Tout d'abord, la concision du propos. C'est sans doute aidé en cela par la nature du matériau d'origine, formant le canevas assez simple d'un conte du Moyen Âge, mais Bergman fait preuve d'une étonnante sobriété discursive pour poser le cadre de cette campagne suédoise et de cette famille pratiquant un christianisme suranné réunie autour de son patriarche (Max von Sydow, magnifique) aimant et vertueux. Aucun tunnel philosophique, qui ont pu déboucher tour à tour au cours de sa filmographie sur des réflexions passionnantes ou sur des impasses pénibles, aucun excès dans la dramatisation psychologique : "La Source" brille par son pragmatisme limpide et découpe le portrait de Karin, fille unique du couple, en usant de symboles clairs le long d'une narration très explicite.
Il faut ensuite reconnaître le travail incroyable réalisé par le chef opérateur Sven Nykvist, qui a su composer des ambiances assez folles et dans une variété de styles tout aussi saisissante. Les jeux de lumière à l'intérieur de la maison pour mettre en relief les traits des visages, soulignant la pureté des bons ou la perfidie des vilains, la blondeur absolument rayonnante de Karin qui délivrera l'un des moments les plus forts et abjects du film au creux d'une magnifique clairière ensoleillée, l'opposition avec sa sœur adoptive brune et envieuse qui finira rongée par le regret, la laideur du crapaud jeté sur une nappe immaculée, l'affliction profonde du père dans l'avant-dernière partie avec l'insistance sur ses mains ou ses yeux, la séquence intense du déracinement du bouleau à l'aube avant la flagellation et les gestes de purification... Il ne fait aucun doute, il me semble, que le film n'aurait pas eu le quart de son intérêt sans ces motifs esthétiques et ces ambiances soignées pour souligner avec emphase le propos.

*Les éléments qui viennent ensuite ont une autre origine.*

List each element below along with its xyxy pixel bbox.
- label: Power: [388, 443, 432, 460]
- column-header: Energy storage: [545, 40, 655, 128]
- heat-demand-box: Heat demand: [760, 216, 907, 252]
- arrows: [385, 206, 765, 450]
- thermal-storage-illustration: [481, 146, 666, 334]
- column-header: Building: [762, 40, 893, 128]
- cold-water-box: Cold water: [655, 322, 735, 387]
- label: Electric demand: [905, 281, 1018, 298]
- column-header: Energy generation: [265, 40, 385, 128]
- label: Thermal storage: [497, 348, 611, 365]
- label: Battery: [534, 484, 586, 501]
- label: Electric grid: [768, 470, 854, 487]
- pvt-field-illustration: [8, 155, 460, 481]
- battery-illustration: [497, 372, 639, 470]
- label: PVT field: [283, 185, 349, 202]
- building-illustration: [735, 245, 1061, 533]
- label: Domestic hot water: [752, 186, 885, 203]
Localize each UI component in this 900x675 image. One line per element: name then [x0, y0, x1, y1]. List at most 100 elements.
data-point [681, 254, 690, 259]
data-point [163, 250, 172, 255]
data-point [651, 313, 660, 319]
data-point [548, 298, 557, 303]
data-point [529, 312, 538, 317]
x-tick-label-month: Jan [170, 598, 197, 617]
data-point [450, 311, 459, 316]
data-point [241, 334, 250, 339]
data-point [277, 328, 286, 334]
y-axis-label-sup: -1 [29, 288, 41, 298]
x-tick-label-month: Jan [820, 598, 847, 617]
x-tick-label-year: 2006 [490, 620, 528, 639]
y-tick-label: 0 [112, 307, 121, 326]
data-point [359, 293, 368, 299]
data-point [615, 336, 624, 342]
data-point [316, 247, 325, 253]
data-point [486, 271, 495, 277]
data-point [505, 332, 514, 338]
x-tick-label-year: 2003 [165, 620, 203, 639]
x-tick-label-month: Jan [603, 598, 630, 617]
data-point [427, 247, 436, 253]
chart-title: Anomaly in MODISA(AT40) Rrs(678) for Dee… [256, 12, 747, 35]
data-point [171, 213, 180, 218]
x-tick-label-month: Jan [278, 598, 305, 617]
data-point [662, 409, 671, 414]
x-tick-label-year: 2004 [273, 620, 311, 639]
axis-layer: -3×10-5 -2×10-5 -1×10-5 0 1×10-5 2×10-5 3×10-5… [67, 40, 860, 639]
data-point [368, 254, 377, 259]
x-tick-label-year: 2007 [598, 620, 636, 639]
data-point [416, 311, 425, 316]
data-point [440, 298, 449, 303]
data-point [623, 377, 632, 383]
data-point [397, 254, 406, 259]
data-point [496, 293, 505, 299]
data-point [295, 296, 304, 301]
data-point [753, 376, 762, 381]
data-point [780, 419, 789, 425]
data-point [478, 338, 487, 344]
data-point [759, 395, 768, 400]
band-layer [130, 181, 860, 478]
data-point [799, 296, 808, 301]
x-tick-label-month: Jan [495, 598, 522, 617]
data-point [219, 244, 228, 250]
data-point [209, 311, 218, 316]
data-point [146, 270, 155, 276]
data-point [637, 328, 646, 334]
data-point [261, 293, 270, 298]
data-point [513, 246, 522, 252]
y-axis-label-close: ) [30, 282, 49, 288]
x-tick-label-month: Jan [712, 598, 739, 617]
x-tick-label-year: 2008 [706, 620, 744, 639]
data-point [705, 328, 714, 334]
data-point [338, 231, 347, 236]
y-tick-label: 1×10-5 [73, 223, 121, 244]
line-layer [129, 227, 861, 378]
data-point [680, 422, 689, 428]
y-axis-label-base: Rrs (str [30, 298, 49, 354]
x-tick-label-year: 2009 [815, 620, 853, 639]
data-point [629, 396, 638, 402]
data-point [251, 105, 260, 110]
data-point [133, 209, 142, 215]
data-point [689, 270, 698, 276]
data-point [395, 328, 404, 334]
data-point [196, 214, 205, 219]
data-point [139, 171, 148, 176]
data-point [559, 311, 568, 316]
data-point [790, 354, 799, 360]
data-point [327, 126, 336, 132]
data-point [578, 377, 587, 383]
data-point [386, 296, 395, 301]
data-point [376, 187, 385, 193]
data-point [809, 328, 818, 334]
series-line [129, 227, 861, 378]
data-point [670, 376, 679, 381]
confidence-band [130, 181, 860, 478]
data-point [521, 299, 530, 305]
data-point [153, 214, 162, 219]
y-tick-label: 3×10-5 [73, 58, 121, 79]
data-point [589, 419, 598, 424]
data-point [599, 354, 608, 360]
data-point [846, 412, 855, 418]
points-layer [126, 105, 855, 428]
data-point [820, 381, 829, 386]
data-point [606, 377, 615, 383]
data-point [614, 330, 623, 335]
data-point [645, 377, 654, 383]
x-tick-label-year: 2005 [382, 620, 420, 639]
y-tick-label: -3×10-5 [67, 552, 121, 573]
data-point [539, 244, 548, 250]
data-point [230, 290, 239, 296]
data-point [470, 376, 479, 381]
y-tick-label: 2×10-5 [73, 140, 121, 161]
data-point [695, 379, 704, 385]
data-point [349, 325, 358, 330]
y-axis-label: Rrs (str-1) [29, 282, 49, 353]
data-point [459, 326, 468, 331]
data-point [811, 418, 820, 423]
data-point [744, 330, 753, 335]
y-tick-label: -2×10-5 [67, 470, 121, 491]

On pourrait être déçu par la rapidité avec laquelle la gestion du nœud principal est expédiée, et le caractère assez sommaire de l'opposition formulée entre la vengeance incontrôlable et la foi, entre la colère irrépressible et l'appel au calme intérieur, entre la croyance aveugle en un équilibre divin et la dureté du silence de dieu. Mais à mon sens le format du conte permet de parer naturellement à ces limitations, d'une part, en ayant recours à des symboles, à des essentialisations qui ne sont pas dommageables car en un sens évidentes, et d'autre part le tissu religieux s'insère spontanément dans le système de valeurs médiévales, renvoyant à des considérations et des préoccupations localisées à une époque vieille de plusieurs siècles. Le conte se manifeste de manière peut-être la plus explicite lorsque Karin partage son dernier repas avec les trois chevriers, leurs références à la beauté de son corps créant un écho très net avec le loup dans "Le Petit Chaperon Rouge" — dans une version bien sûr infiniment plus cruelle.

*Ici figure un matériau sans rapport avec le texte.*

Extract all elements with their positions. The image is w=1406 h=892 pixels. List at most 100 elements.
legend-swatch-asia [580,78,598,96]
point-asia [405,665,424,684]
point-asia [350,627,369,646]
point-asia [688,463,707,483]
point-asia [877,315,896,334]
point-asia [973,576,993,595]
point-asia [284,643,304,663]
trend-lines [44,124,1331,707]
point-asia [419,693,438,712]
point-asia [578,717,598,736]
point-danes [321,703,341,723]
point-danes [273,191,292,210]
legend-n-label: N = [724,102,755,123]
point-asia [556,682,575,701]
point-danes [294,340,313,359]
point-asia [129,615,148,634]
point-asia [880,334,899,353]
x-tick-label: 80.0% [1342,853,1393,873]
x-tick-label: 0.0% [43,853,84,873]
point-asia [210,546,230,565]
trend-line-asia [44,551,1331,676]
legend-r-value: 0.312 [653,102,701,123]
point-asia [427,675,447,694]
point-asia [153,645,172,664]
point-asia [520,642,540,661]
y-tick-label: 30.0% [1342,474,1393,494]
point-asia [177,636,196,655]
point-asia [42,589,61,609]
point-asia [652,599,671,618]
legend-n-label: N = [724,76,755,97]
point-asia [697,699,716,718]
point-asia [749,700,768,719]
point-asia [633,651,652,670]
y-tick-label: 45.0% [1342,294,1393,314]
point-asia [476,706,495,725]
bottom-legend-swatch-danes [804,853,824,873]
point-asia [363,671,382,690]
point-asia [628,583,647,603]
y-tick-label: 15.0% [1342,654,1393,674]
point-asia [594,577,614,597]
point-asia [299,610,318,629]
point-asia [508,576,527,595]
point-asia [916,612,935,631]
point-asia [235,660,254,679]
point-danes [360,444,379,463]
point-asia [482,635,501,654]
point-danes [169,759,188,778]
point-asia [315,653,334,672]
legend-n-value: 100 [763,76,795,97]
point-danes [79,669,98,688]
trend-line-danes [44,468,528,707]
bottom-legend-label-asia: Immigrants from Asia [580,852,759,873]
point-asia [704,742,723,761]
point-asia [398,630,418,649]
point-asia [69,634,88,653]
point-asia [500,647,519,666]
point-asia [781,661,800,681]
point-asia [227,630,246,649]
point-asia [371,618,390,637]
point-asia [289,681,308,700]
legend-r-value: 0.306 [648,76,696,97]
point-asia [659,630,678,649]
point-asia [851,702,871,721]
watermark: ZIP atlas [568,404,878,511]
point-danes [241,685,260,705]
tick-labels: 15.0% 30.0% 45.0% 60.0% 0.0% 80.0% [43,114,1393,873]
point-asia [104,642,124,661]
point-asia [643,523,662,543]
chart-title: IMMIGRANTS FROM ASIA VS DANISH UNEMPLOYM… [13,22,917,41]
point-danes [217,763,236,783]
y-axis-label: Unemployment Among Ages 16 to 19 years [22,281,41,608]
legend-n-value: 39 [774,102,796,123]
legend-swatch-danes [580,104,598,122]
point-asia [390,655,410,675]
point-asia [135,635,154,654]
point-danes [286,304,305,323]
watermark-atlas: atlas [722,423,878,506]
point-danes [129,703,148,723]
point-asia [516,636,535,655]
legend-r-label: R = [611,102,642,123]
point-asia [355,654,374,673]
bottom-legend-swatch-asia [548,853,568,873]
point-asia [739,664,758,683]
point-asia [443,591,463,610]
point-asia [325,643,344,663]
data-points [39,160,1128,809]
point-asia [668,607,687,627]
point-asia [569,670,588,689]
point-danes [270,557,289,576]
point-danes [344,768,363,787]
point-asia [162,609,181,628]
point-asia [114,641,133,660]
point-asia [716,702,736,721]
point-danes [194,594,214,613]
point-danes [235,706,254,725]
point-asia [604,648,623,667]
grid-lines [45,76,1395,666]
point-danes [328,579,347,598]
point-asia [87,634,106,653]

Revenir à "La Source", c'est enfin relever les traces d'une noirceur invisible au premier regard, à commencer par le personnage de la mère bigote jusqu'au fond de ses mortifications. Lorsqu'elle donne à Karin une magnifique robe pour aller déposer des cierges à l'église, si c'est la beauté de l'habit qui nous parvient en premier lieu, c'est la dureté des choses cachées qui jaillit lorsqu'elle précise que neuf jeunes filles se sont tuées à la tâche pour la confectionner. Lorsque les trois pouilleux sollicitent la générosité du couple pour qu'il les héberge, et lorsqu'ils proposent de leur revendre la robe souillée et déchirée de celle qu'ils viennent de violer et d'assassiner sans savoir qu'ils s'adressent à la mère de la victime, l'objet lui revient dans les bras et se charge d'une puissance, d'une douleur et d'un désenchantement qui semble lui exploser au visage comme le rappel d'une ostentation passée. Tout le monde sera confronté à l'horreur, à l'impuissance et à la souffrance, et Bergman l'affirme avec une force terrible.